Matthew Alger1,2, Prof. Naomi McClure-Griffiths1, Dr Cheng Soon Ong3
1Research School of Astronomy and Astrophysics, The Australian National University, Canberra, Australia, 2Data61, CSIRO, Acton, Australia, 3Research School of Computer Science, The Australian National University, Acton, Australia
Early-science data from the Australian Square Kilometre Array Pathfinder (ASKAP) are coming fast. Wide-area radio projects such as the Evolutionary Map of the Universe (EMU) and the Polarisation Sky Survey of the Universe’s Magnetism (POSSUM) already have terabytes of ASKAP observations for use in early-science and survey planning. We have applied unsupervised machine learning methods to learn a meaningful representation of these early-science observations and demonstrated that this representation generalises across different sets of observations. We use this representation to address physical problems such as polarised source characterisation and physical model-fitting.
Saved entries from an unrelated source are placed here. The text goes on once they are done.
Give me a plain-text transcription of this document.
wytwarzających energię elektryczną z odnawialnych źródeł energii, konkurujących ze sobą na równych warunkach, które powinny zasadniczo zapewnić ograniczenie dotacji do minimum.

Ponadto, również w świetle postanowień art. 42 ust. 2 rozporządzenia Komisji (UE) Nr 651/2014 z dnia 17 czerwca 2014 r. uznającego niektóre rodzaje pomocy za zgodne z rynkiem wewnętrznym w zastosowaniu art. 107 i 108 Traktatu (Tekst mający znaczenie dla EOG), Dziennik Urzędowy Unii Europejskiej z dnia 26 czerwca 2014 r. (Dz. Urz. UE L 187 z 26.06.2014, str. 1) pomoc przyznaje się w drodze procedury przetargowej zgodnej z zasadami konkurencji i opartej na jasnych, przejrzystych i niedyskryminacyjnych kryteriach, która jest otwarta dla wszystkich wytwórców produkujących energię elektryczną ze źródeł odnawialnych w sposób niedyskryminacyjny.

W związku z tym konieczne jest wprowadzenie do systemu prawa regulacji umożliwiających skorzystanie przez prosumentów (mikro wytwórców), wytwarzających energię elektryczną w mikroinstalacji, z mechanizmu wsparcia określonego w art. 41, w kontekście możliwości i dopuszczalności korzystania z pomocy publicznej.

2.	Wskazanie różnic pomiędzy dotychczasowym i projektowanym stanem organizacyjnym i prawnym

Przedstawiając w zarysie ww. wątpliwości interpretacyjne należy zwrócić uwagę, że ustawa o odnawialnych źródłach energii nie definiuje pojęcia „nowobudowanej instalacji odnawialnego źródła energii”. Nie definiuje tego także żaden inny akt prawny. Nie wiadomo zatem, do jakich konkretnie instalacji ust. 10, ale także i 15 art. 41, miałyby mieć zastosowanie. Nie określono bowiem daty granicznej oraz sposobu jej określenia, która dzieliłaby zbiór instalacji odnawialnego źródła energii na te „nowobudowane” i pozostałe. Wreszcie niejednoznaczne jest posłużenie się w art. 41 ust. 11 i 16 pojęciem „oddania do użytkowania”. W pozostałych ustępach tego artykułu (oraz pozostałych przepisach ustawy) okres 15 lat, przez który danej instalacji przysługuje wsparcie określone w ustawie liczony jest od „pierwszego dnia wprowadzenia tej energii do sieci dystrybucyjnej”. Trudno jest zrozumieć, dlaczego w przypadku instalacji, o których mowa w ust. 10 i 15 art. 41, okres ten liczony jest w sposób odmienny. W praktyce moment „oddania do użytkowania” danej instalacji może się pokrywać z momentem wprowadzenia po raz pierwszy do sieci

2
Our approach provides a way to use early-science data even without full understanding of the unique instrumentation effects brought to the table by ASKAP.
Matthew is an astrophysics student at the Australian National University and Data61. They are interested in applications of machine learning to wide-area radio surveys, with a focus on the upcoming EMU (continuum) and POSSUM (polarisation) surveys to be conducted with the Australian Square Kilometre Array Pathfinder.